I had a go at using FCPX on my 2011 MacBook Air 11" for the fun of it and it went quite a bit smoother than I had expected, I just edited a bit of a holiday I went on, the videos were 1080p. Once I reached about 7 minutes in, that's when it began getting unbearable and I stopped and deleted FCPX. It was a bit over a year ago, I can't remember the version I used.

The MacBook Air is definitely not ideal for video editing. I got away with it, sort of, so it's possible, but not ideal. You should look into creating proxies for video editing on a MacBook Air, hopefully that'd fix some of your problems.

I would assume that this is a good guide to creating proxies - http://www.larryjordan.biz/fcpx-working-with-proxy-media/ - I don't have FCPX anymore, I don't use it, so I can't try it out myself.

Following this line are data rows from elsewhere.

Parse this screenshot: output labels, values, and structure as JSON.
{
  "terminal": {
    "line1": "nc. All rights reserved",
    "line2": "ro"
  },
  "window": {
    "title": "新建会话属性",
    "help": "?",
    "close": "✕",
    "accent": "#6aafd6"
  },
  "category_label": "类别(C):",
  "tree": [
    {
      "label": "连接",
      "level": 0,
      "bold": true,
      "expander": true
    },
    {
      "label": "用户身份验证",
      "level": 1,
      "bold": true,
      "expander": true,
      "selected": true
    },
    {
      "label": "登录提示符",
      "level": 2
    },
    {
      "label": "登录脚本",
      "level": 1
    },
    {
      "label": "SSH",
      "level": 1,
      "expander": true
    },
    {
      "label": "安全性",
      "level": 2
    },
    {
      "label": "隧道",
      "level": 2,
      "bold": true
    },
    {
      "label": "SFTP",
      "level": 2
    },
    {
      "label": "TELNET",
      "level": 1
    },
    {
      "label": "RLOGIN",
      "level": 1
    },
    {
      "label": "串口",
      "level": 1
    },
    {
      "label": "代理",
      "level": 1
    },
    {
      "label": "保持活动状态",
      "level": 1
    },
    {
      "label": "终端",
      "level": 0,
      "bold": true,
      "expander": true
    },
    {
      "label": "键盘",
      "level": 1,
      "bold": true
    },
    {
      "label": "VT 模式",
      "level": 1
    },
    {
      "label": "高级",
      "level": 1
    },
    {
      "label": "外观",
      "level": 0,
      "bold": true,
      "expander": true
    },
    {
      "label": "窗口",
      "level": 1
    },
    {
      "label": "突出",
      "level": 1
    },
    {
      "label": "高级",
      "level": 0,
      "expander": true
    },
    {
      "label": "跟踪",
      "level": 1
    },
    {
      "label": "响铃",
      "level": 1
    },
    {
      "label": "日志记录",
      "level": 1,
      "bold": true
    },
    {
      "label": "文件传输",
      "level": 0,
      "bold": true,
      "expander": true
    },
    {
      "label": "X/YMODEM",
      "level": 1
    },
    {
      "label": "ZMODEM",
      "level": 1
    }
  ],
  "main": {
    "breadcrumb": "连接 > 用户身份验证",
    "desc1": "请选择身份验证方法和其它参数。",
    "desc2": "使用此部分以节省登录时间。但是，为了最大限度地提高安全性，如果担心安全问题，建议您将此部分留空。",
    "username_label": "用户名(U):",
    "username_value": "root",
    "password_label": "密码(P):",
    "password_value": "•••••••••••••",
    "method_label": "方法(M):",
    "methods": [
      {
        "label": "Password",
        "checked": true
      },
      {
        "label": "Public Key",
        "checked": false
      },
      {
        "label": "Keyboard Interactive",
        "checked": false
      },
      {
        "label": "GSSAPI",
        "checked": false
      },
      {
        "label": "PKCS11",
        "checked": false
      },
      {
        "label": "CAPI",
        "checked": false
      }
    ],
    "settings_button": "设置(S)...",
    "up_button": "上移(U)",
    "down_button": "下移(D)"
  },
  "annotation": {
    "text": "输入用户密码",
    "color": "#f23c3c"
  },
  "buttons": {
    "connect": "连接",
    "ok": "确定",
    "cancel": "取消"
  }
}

Thanks for the advice on proxies; I'll definitely look into it. As for version I am using 10.0.8. (Although I might upgrade to 10.0.9 soon because I keep on getting these annoying update notifications.)
 

nateo200

macrumors 68030
Feb 4, 2009
2,857
6
Northern District NY
I edited 1080p PLENTY of times on a 13" 2010 MBP with Core 2 Duo 8GB of RAM (see below) and it was possible...for anything over 10minutes I would simply transcode everything to ProRes 422 BEFORE importing and I could edit pretty fast...anything over 30 minutes and I wanted to claw my eyes out. One time I had to do a 2 hour edit for Blu-ray output and it was the most frustrating experience I've ever had! Its possible but having your video in ProRes prior saves allot of headaches...again thats with a 13" MBP...at the time of the 2hour edit I did not have my SSD in and had only 4GB's of RAM in. If I were you I and wanted to enjoy editing on a MacBook don't get anything less than quad core i7. External SSD for a scratch drive is also a nice touch if you have an open thunderbolt port.....otherwise a regular external hard drive will do. Everyone has different levels of patience, ProRes helps make it less painful and so do breaks :D
 

daybreak

macrumors 6502a
Sep 4, 2009
531
0
I think over the years advice has been given to use an External Hard Drive for your video media.
FCP-X is a robust software if used and understood probably. All other editing software fall into that category.
 

wheelhot

macrumors 68020
Nov 23, 2007
2,082
269
My advice, transcode it to proxy and edit in proxy. Once you're done, switch it back to original media, let it render 100% and export.

While editing in proxy, I'm able to use my pre-unibody lower spec MBP to edit 1080p files (optimized media and original media will not even playback properly), of course even simple edit takes 30-40 secs to render 100%, but it just shows how much faster editing in proxy is compared to FCPX default settings.